Gelatin is the common base for photographic film and plates, including holographic materials. Polyester film or glass plates are coated with a thin layer of gelatin infused with silver halide and other chemicals that give the film its light-sensitive properties. The gelatin is the vehicle to carry the silver halide in place during film storage, exposure, and development. Otherwise, it is inert.
However, when ammonium or potassium dichromate is mixed with the gelatin, the gelatin becomes weakly light-sensitive. This opens a door to another arena for the holographer, entirely different from the more traditional silver-halide process. The grossly simplified explanation is that light in the presence of dichromate molecules cause hardening of the gelatin. The hardened gelatin diffracts light differently from unhardened gelatin, so the gelatin can record a diffraction pattern necessary for a hologram. An exposed dichromated gelatin plate is "developed" by first removing the dichromate in a water rinse, then removing the water through a sequence of alcohol baths.
Dichromated gelatin, or DCG, holograms are phenomenally bright. Unfortunately, gelatin is hygroscopic, meaning it has a tendancy to absorb water, and as the gelatin reabsorbs the water removed by the alcohol baths, the hologram will fade away. To preserve the hologram, it must be sealed from moisture, usually with some type of epoxy.
Dichromated gelatin is roughly 1,000 times less sensitive to light than the typical silver halide film, and even then it is most sensitive at the short end of the light spectrum (blues and violets), moderately sensitive to greens, and virtually blind to reds without some complicated chemical treatment to improve its red sensitivity. Most DCG holograms are produced using green or blue lasers at the higher end of the power scale, 100 mW or more.
A serviceable 100 mW green laser suitable for holography may be out of reach of the hobbyist wanting to just give DCG a try. Nonetheless, modest sized holograms can be produced with modest power lasers. The image on the right was created by a newcomer to DCG techniques. A handful of 1/4"-20 socket-head screws were the subject; the glass plates, 2 x 3" large microscope slides, and the laser used was a Coherent C215M-10 operating at a lowly 10 mW.
Overview of the Process
Conceptually, making dichromated gelatin plates then processing them after exposure is fundamentally simple. The emulsion is made from ammonium or potassium dichromate, gelatin, and water. Often the formula used is expressed as a series of three numbers, where the numbers represent the ratio of the three components. The recipe, 5-30-250, means 5 grams of dichromate to 30 grams of gelatin to 250 milliliters of water (also grams). The gelatin is first added to cold water and allowed to swell, the mixture is heated while stirred continually until the gelatin is completely dissolved. The dichromate is then added with continued stirring until completely dissolved.

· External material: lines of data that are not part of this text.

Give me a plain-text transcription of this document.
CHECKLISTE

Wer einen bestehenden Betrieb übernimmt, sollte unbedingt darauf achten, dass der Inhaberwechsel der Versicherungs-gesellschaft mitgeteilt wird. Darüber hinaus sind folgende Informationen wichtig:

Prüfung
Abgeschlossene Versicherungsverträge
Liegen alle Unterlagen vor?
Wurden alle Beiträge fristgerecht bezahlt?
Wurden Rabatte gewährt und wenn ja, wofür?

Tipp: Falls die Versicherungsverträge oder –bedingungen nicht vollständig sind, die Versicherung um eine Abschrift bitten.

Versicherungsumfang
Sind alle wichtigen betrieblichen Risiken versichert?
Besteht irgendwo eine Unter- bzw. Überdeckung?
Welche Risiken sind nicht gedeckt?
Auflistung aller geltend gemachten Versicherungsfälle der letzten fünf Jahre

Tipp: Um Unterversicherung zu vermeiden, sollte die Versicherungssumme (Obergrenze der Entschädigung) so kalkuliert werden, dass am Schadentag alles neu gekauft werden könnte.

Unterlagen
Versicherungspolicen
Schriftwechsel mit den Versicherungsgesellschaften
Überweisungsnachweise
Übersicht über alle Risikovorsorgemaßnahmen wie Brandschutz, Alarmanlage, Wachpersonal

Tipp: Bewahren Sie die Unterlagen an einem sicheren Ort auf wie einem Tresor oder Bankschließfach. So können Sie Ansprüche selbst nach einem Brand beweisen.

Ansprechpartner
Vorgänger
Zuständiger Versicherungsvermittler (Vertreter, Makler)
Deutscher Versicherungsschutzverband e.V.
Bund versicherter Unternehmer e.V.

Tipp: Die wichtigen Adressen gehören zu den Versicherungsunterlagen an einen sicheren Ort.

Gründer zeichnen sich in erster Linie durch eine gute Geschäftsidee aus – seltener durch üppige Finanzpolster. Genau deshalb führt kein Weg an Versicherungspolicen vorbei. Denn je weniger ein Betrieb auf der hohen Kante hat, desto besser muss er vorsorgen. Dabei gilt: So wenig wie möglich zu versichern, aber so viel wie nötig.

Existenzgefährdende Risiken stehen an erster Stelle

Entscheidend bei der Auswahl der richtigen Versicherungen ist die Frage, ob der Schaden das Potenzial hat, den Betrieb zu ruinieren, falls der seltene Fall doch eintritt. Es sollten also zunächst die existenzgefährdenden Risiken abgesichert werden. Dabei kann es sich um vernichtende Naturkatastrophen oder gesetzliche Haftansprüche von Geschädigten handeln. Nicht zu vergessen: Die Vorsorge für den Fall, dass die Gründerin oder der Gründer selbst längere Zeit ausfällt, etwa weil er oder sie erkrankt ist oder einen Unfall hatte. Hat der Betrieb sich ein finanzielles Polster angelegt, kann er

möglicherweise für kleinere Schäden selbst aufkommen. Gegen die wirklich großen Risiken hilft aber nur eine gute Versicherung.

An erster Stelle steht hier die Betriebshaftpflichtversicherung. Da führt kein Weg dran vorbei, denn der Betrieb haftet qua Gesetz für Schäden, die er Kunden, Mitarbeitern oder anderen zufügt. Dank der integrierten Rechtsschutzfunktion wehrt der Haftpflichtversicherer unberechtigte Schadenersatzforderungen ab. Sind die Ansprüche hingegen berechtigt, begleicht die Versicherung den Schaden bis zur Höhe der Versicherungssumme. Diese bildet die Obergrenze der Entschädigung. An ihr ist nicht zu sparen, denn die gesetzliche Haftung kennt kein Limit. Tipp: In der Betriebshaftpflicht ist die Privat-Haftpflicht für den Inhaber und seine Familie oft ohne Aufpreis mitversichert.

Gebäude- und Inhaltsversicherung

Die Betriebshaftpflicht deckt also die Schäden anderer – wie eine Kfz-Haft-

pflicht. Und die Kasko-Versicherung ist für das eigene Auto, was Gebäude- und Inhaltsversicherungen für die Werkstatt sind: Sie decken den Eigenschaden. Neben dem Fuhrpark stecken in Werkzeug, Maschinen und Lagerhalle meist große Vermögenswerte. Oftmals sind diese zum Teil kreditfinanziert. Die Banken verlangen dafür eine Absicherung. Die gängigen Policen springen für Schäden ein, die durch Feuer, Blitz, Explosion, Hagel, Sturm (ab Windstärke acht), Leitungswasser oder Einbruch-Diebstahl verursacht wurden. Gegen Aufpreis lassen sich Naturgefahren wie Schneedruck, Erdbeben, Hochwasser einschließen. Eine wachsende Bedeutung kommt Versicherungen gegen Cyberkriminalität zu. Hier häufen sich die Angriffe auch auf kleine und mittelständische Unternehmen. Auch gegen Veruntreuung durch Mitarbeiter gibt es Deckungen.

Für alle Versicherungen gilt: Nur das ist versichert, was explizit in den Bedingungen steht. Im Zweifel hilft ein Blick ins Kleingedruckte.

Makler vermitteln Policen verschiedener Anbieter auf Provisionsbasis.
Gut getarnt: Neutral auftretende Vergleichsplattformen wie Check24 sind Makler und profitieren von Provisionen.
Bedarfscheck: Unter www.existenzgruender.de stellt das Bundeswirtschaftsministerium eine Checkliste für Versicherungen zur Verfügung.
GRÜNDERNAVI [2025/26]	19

The mixture of water, gelatin, and dichromate, still warm, is applied to glass plates. The simplest method is called veil coating in which the mixture is poured onto an angled plate and allowed to flow over it. Other methods include first pouring a line of mixture at one end of a plate then using a Meyer bar or doctor's blade to drag the mixture across the plate. Spin coating is possible, but at much lower rotational speeds then is used for, say, integrated circuit production, and tends to be very wasteful of mixture. Low-speed spinning can be used after any of the other coating methods to get a more even distribution.
Coated plates are then allowed to dry. The are usually ready for exposure 4 to 12 hours later. Since dichromated gelatin can be 1,000 times less sensitive to light at 532 nm (for example) than silver halide emulsions, exposures may take a while.
After exposure, the plate is left to sit in the dark for a few minutes before processing begins. Fixing is first, and this can be done either chemically with a standard photographic fixer or optically with a few seconds exposure under intense white light. Washing is next to remove the dichromate from the gelatin. Finally comes the drying step, and this involves a sequence of progressively more concentrated isopropyl alcohol baths, the last bath being 99% alcohol. Hot air drying is next to remove the alcohol.
Once completely dry, the DCG hologram can be quite spectacular. The diffraction efficiency can be over 90% with no noticeable grain, and the hologram itself is very bright. Unfortunately, it will not last if hologram is not sealed. Gelatin is hydroscopic, and therefore absorbs water. As water returns to the gelatin matrix, the hologram disappears. Epoxy is normal sealant.